Verifying gradients and Hessians

If you have computed a gradient or differential and you are not sure whether it is correct.

Manopt.check_HessianFunction
check_Hessian(M, f, grad_f, Hess_f, p=rand(M), X=rand(M; vector_at=p), Y=rand(M, vector_at=p); kwargs...)

Verify numerically whether the Hessian $\operatorname{Hess} f(M,p, X)$ of f(M,p) is correct.

For this either a second-order retraction or a critical point $p$ of f is required. The approximation is then

\[f(\operatorname{retr}_p(tX)) = f(p) + t⟨\operatorname{grad} f(p), X⟩ + \frac{t^2}{2}⟨\operatorname{Hess}f(p)[X], X⟩ + \mathcal O(t^3)\]

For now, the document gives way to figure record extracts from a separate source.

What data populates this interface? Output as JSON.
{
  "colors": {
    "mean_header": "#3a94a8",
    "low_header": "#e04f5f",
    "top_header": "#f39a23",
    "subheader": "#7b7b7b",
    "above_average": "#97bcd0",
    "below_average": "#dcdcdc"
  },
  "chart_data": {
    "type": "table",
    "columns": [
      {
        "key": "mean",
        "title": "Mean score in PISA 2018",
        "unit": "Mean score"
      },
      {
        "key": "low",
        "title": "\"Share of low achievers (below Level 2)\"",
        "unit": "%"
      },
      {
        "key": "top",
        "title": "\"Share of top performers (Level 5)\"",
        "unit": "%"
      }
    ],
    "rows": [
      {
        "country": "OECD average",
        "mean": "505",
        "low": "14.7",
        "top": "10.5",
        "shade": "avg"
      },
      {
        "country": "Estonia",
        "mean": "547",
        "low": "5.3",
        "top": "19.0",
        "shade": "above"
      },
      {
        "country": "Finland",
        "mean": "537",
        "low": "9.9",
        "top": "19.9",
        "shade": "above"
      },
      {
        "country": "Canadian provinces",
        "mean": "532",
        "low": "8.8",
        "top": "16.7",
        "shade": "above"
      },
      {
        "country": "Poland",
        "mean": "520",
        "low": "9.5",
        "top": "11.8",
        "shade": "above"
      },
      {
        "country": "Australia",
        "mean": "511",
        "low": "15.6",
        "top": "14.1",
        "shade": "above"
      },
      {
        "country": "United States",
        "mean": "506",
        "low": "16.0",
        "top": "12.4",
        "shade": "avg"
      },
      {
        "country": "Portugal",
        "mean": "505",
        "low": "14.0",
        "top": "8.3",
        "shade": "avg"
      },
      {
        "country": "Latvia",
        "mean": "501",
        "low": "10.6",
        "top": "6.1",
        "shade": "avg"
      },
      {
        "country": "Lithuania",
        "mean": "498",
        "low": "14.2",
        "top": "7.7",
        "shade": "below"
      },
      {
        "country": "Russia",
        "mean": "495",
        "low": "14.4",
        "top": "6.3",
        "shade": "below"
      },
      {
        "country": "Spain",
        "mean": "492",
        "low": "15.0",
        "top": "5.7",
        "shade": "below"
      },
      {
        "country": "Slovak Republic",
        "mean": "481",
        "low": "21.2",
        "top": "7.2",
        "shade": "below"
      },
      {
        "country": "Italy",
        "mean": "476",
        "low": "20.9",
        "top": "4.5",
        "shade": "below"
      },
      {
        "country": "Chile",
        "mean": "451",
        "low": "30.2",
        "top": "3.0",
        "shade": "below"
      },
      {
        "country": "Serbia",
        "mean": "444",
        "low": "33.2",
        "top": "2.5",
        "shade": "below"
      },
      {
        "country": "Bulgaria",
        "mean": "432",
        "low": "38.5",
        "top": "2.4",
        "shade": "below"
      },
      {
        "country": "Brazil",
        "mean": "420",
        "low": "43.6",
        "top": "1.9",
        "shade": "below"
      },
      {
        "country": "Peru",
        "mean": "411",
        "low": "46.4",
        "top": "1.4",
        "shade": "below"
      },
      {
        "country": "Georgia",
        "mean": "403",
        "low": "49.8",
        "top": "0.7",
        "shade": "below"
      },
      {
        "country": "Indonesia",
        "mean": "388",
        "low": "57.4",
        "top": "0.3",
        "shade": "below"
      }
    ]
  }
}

or in other words, that the error between the function $f$ and its second order Taylor behaves in error $\mathcal O(t^3)$, which indicates that the Hessian is correct, cf. also [Bou23, Section 6.8].

Note that if the errors are below the given tolerance and the method is exact, no plot is generated.

Keyword arguments

  • check_grad: (true) verify that $\operatorname{grad} f(p) ∈ T_p\mathcal M$.

  • check_linearity: (true) verify that the Hessian is linear, see is_Hessian_linear using a, b, X, and Y

  • check_symmetry: (true) verify that the Hessian is symmetric, see is_Hessian_symmetric

  • check_vector: (false) verify that $\operatorname{Hess} f(p)[X] ∈ T_p\mathcal M$ using is_vector.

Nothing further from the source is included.